それが影山君に関わることならなおさらね」
「わ、わかるか......さすがに」
「さすがにね」
ま、あからさまだったしな~。
それにバレた所でボクの行動が変わるわけでもないし。
「ただ問題があるとすれば私とあなたが組めば“男女”の二人三脚で私達だけ“女女”になってルールから外れることね」
「そこは安心してよ。ボクが男として出場する。なんせ学校公認の男女だしね」
「それって自信満々に言うことでもないと思うのだけど......まぁいいわ。あなたがそれでいいなら。
なら、後は私とあなたの相性の問題よね。
確かに、私は女子の平均よりは運動神経がいいと自負してるけど、さすがにあなたほどについて行けるかはわからないわ」
「なら、今から少しだけ練習しよう。

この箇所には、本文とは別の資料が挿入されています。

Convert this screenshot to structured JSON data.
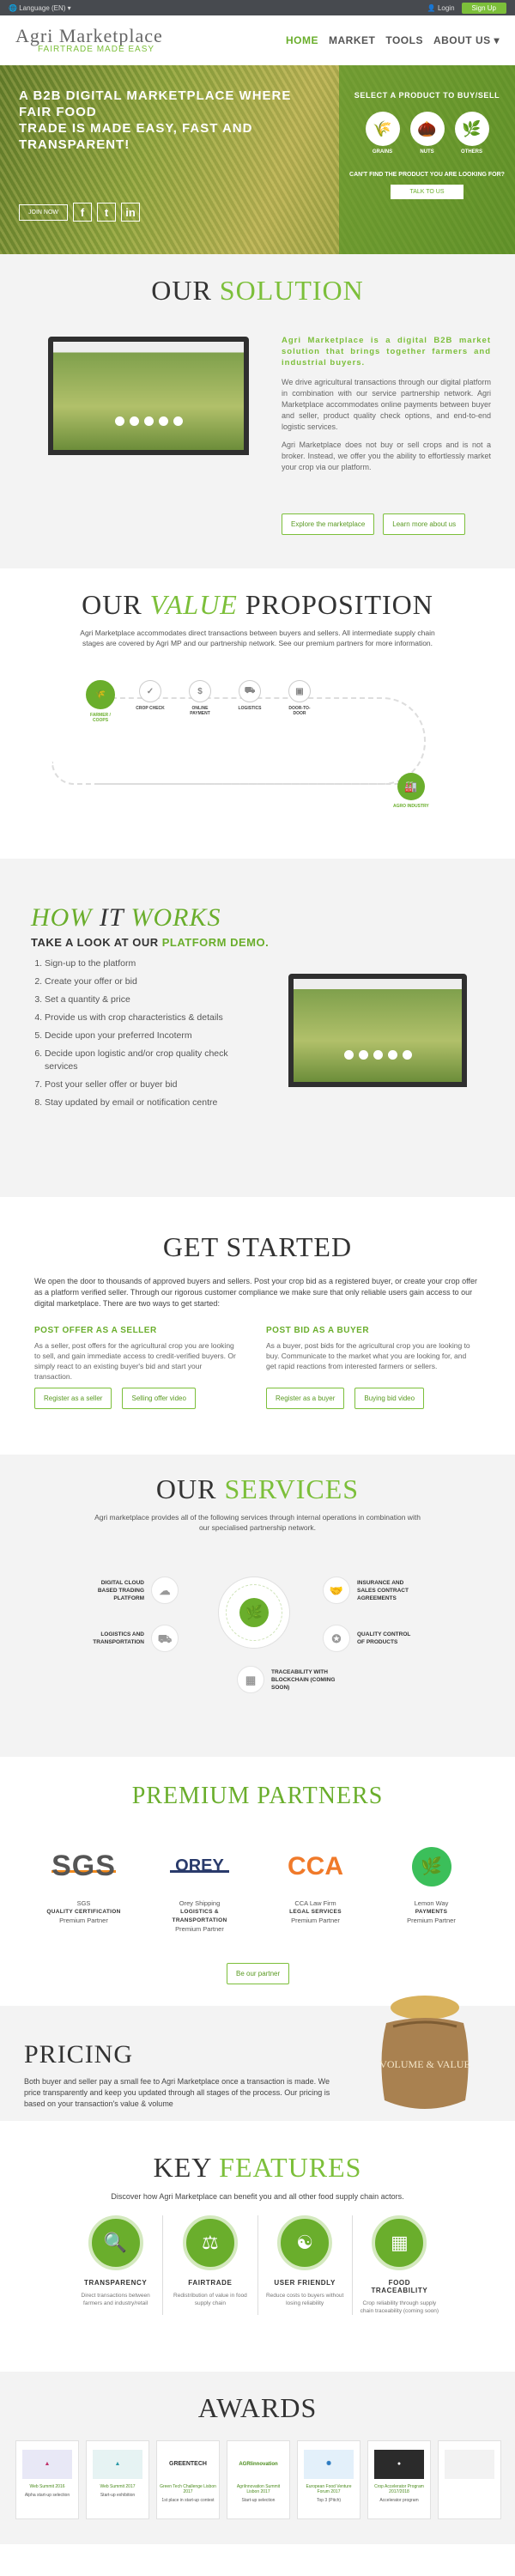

大体のことはカバーできると思うから」
「そうね。一年生の競技が終わったら次はすぐに二人三脚が始まると思うし。いいわ、やりましょう」
そこからボク達はたくさんの応援の声が響き渡る空間の外で調整していった。
しかし、当然ながら始めから合うわけでもなく、最初にしてはまずまず走れてるという感じ。
「このままじゃ優勝には程遠い......」
「はぁはぁ......けれど、もうこれ以上の練習は本番までに体力が回復しきらないわよ」
「せめて僕達の息が合うような共通認識があればいいんだけど......」
そう頭を悩ませていると縁ちゃんはニヤリと口元を歪めて答えた。
「あるわよ。私達の私達による私達だけの共通認識が」
それを僕は教えて貰うと最後に一回だけ走った。
すると、面白いほどに息があった。
ははっ、相変わらずパワーくれるよ、ほんとに。
そして、二人三脚の種目がやって来た。